ISTANBUL (Reuters) - Turkey-backed rebels closed in on an Islamic State-held city in northern Syria on Friday, foreign minister Mevlut Cavusoglu said, with Turkish tanks and warplanes supporting the assault.
Hundreds of Arab and Turkmen fighters seized at least two villages west of al-Bab, the rebels said. The city is of strategic importance to Turkey, partly because Kurdish-dominated militias have also been trying to take it from the jihadists.
Turkish state media said late on Thursday that Ankara had sent 300 commandos to northern Syria to reinforce “Euphrates Shield”, the operation it launched three and a half months ago to push both Islamic State and Kurdish fighters back from the border.
“With our help, rebels have closed in on al-Bab,” Cavusoglu said in comments published on state broadcaster TRT’s website. “The operation here is expected to be completed soon.”
The Turkish army said its air strikes on Friday morning destroyed 34 Islamic State targets, including militant bases, shelters, vehicles mounted with guns and ammunition depots. It hit 10 targets the day before.
The military also said the rebels it backs had seized control of a highway between al-Bab and Manbij, a town some 50 km (30 miles) to the east.
“There is a major assault under way,” said a fighter with the Turkmen Sultan Murad brigade, speaking from inside Syria. “God willing we will break (IS) resistance this time. Very powerful troops were sent last night.”
The Syrian Observatory for Human Rights, which monitors the war through a network of sources in the country, confirmed there was an increased number of Turkish troops with the Euphrates Shield forces and that they were shelling heavily as they attempted to advance on al-Bab on Friday.

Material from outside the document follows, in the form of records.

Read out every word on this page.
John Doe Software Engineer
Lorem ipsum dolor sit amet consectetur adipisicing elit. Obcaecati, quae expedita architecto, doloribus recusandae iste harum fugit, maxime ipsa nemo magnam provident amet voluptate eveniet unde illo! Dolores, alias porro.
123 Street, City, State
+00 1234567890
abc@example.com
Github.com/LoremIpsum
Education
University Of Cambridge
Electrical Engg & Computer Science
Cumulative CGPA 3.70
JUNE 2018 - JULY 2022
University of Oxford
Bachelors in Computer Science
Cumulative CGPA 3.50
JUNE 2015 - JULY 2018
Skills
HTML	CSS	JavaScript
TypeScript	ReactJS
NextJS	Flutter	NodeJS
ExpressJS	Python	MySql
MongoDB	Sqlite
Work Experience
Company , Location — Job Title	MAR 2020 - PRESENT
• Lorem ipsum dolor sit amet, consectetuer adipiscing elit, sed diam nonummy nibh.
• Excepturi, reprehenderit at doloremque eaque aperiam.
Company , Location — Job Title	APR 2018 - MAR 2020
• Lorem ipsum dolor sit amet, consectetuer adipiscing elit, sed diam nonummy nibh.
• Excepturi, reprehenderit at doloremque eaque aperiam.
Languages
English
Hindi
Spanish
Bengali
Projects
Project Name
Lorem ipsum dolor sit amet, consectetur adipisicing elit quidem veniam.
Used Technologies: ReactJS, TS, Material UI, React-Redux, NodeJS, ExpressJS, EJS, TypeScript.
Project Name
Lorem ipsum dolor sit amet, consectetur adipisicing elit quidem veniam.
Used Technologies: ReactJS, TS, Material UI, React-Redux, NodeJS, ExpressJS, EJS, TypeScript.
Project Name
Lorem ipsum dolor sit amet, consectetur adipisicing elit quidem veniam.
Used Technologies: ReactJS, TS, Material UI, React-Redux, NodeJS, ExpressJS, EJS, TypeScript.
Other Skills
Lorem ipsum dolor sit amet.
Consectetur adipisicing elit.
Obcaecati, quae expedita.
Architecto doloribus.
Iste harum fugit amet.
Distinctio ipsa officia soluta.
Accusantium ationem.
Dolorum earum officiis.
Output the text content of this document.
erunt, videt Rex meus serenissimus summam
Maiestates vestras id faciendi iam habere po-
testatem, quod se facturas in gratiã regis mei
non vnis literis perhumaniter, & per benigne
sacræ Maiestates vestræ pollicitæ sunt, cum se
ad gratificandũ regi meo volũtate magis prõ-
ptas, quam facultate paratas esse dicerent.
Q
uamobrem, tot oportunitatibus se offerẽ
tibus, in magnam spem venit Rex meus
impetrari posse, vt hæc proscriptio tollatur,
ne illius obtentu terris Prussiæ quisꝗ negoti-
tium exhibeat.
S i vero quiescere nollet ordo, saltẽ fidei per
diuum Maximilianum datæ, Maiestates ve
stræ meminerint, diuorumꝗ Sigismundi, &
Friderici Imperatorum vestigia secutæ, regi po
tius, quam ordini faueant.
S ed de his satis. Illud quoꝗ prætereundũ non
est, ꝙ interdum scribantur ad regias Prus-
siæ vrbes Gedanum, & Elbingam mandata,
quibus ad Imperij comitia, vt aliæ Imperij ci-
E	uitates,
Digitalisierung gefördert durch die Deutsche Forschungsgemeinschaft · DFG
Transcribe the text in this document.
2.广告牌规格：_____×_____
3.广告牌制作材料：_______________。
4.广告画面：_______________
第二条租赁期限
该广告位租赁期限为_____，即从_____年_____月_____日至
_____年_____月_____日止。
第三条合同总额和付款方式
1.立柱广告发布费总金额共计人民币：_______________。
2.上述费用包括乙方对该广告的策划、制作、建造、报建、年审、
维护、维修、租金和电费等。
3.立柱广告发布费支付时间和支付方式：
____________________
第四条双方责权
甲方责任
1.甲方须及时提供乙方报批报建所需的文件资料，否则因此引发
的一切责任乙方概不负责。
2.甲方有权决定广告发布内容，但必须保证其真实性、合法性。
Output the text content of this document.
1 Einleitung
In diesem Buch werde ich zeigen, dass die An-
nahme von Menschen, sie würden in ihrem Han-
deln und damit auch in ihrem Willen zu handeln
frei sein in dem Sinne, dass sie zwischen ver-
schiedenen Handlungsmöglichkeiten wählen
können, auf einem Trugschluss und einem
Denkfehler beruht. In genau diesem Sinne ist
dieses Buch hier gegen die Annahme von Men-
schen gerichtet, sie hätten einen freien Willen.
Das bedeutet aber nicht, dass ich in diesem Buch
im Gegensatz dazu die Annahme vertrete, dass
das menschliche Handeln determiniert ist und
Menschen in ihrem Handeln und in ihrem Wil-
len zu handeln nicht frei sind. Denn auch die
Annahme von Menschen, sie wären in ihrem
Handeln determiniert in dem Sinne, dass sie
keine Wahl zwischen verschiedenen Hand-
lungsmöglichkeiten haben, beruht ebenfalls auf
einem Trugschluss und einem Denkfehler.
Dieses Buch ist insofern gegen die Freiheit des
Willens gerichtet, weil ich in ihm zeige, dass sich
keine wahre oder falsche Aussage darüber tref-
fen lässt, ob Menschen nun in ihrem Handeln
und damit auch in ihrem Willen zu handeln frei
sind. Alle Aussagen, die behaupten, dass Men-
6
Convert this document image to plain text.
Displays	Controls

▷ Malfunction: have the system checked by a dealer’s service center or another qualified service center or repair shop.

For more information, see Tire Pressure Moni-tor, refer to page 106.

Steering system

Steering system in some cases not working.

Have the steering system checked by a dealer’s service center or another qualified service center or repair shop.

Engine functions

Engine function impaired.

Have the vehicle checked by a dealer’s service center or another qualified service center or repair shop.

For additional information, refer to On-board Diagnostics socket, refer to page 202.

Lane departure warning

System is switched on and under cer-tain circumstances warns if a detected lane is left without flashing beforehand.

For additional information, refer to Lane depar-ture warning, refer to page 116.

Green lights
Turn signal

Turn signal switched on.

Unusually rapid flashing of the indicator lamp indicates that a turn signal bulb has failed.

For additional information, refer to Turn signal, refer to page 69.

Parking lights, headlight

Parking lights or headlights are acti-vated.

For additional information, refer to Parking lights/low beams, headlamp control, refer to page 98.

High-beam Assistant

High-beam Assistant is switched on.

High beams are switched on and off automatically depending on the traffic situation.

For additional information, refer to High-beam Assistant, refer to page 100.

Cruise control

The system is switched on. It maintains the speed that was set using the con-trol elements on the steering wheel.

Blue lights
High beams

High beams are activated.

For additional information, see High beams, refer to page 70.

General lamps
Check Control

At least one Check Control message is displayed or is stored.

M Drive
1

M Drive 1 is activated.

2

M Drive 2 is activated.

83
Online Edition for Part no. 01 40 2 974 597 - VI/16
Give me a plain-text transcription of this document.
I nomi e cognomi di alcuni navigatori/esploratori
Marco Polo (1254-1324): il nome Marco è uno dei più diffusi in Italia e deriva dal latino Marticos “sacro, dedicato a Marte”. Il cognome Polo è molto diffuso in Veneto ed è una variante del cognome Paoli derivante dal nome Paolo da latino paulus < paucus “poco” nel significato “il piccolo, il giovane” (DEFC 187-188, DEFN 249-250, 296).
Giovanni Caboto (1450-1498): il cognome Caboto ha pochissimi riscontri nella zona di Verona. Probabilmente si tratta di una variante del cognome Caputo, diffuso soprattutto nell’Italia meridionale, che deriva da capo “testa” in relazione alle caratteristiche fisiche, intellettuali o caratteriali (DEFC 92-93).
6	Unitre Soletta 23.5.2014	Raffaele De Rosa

The Observatory said explosions triggered by Islamic State had caused casualties in a village close to al-Bab. It also said it had received information that 12 civilians were killed and 10 wounded by air strikes and bombardment by Turkish forces targeting the city.
The advance of the Turkish-backed forces potentially pits them against both Kurdish fighters and Syrian government forces in an increasingly complex battlefield.
Ankara is determined to prevent the Kurdish YPG militia, which it sees as a hostile force, from joining up cantons it controls along the Turkish border, fearing that would embolden Kurdish separatism at home.